EEL6825: HW#4

Due Wednesday, November 4, 1998 in class. Do not be late to class. Late homework will lose $e^{\char93 ~of~days~late} -1$ percentage points.
Click on (http://www.cnel.ufl.edu/analog/harris/latepoints.html). Also, I will not look at any part of your assignment on the computer. Please hand in a hardcopy of all plots and all of your Matlab code. You must write code of some sort-you cannot use a neural network simulator for this problem.

PART A: Textbook Problems

A1

6.1 in DH&S

A2

Compare and contrast nearest-neighbor classification with neural networks in terms of computation time required for (a) training and (b) classification.

A3

You are given two two-dimensional data distributions. All Class 1 points fall inside the square defined by 0<x₁<1 and 0<x₂<1. All Class 2 points fall outside this square. Assume the sigmoid activation function of the neural network to be:

$$f(a) = \left\{ \begin{array}{ll} 1 & \mbox{if $a>0$} \\ -1 & \mbox{else} \end{array} \right.$$

(a)

Draw the simplest neural network configuration that can correctly classify all of the data points. The final output of your neural network should be +1 for class 1 and -1 for class 2.

(b)

Do you need a hidden layer for this problem? Explain. If you require a hidden layer, provide all the weight values for the hidden layer. Explain your reasoning.

(c)

Compute all the remaining weight values (e.g. output layer). The final output of your neural network should be +1 for class 1 and -1 for class 2. Explain your reasoning.

A4

In problem A3, we used a neural-network with a step function instead of the usual sigmoid function. What is the major problem with using the step function in solving practical pattern recognition problems?

A5

Consider a simple example of a network involving a single weight for which the cost function is

E(w)=k₁(w-w_o)² + k₂

where w_o, k₁, and k₂ are constants. A backpropagation algorithm with momentum is used to minimize E(w). How does the momentum constant $\alpha$ change the convergence rate for this system? Explain.

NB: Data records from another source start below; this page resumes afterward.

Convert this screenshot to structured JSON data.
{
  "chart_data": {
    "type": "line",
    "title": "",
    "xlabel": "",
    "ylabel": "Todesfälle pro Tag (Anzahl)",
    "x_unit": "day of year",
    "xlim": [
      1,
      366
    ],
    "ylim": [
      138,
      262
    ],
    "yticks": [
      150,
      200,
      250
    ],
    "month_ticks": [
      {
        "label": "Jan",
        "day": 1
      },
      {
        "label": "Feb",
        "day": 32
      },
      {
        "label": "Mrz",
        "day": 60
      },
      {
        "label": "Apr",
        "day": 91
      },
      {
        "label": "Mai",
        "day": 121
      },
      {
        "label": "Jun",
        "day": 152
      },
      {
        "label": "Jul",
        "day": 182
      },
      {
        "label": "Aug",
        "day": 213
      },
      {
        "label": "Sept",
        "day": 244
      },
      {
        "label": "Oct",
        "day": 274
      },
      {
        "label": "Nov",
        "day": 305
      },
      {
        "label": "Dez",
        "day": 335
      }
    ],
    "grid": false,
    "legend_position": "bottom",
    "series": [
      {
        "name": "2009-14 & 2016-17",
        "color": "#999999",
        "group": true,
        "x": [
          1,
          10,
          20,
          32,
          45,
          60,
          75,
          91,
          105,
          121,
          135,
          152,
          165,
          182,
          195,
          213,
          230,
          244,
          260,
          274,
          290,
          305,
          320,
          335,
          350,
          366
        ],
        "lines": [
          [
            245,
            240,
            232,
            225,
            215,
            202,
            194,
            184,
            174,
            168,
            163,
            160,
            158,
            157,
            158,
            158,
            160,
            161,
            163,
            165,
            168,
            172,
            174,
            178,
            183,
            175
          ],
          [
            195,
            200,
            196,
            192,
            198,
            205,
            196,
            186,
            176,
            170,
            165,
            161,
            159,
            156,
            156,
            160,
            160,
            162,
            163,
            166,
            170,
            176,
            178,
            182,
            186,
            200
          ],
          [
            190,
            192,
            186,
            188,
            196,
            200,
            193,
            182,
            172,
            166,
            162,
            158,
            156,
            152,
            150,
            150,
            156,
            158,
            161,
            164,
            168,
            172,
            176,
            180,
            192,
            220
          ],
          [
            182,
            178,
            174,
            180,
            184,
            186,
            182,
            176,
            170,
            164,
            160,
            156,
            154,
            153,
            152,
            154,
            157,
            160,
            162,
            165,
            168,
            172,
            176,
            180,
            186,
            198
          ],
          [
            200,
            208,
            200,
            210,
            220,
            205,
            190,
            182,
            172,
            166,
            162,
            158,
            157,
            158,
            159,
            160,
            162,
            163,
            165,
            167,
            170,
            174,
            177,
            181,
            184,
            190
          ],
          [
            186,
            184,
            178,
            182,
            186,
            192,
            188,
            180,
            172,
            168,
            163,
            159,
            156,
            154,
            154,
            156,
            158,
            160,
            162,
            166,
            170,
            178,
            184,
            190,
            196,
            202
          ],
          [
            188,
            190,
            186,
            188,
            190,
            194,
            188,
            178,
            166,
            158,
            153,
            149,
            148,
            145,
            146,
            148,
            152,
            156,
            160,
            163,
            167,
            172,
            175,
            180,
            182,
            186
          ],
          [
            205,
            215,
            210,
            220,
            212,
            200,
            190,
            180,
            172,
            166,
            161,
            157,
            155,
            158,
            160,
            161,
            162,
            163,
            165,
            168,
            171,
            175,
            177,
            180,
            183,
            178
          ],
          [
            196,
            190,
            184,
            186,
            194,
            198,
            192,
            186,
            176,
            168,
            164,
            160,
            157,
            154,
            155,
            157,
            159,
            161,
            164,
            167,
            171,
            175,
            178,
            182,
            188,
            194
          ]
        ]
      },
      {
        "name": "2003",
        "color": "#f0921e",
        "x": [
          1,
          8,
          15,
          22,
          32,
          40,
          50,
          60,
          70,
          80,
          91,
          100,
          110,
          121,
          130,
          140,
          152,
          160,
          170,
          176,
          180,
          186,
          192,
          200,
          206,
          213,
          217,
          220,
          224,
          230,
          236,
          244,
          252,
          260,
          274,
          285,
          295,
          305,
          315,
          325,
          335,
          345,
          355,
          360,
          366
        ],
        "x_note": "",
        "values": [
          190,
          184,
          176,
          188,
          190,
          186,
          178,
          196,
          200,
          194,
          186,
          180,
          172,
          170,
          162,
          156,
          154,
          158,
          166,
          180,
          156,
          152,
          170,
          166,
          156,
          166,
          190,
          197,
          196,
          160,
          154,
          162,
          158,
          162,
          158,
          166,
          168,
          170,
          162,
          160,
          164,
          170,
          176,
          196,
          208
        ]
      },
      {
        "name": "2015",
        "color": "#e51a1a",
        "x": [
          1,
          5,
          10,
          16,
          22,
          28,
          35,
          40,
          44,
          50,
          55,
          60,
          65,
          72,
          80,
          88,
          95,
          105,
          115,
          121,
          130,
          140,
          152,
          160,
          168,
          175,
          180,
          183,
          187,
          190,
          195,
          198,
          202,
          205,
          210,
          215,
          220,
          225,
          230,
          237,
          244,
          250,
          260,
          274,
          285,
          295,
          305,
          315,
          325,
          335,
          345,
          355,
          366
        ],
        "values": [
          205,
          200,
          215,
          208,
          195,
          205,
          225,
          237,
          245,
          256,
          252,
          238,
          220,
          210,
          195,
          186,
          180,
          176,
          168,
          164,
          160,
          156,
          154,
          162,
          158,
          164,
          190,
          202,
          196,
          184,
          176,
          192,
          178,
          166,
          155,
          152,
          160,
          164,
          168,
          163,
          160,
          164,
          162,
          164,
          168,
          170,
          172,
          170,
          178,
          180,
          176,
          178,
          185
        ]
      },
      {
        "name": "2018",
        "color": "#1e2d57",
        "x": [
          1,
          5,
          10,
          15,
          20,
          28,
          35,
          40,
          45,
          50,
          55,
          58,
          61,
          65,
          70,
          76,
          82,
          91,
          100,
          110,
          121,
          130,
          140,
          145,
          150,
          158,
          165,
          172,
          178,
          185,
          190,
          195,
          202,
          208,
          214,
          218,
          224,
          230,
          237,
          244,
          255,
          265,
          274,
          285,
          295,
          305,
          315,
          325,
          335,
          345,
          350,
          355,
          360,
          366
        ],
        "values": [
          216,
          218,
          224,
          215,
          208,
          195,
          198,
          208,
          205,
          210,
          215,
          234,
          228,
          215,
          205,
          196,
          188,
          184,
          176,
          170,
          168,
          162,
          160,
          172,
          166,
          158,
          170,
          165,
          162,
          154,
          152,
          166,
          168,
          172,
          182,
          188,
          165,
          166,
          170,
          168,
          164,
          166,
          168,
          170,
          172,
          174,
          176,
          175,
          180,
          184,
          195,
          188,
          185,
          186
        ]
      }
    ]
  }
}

PART B: Computer Experiment: Neural Networks

This part of the homework concerns two-class classification of a two-dimensional dataset. Load the data from the files http://www.cnel.ufl.edu/analog/courses/EEL6825/x1.asc and http://www.cnel.ufl.edu/analog/courses/EEL6825/x2.asc The x1 and x2 arrays contain the list of two-dimensional points in each class.

Note: Goose has provided a single file that consists a randomized list of points with an additional binary label specifying membership in class 2. Look at http://www.cnel.ufl.edu/analog/courses/EEL6825/x1x2.asc

B1

Write a program that performs gradient descent for a linear perceptron (MLP with no hidden units) and a single output node. Describe your strategy and hand in your code.

B2

Run the linear perceptron program for the provided data set. Plot the boundary your program obtains and give the resulting error.

B3

Develop a single output, single hidden-layer perceptron algorithm that can classify the data set. Explain your strategy in programming.

B4

Plot the decision boundary used by the neural network for a good choice of hidden nodes. What is the resulting error?

B5

How does the error for the MLP change with the number of hidden units? Do your results make sense?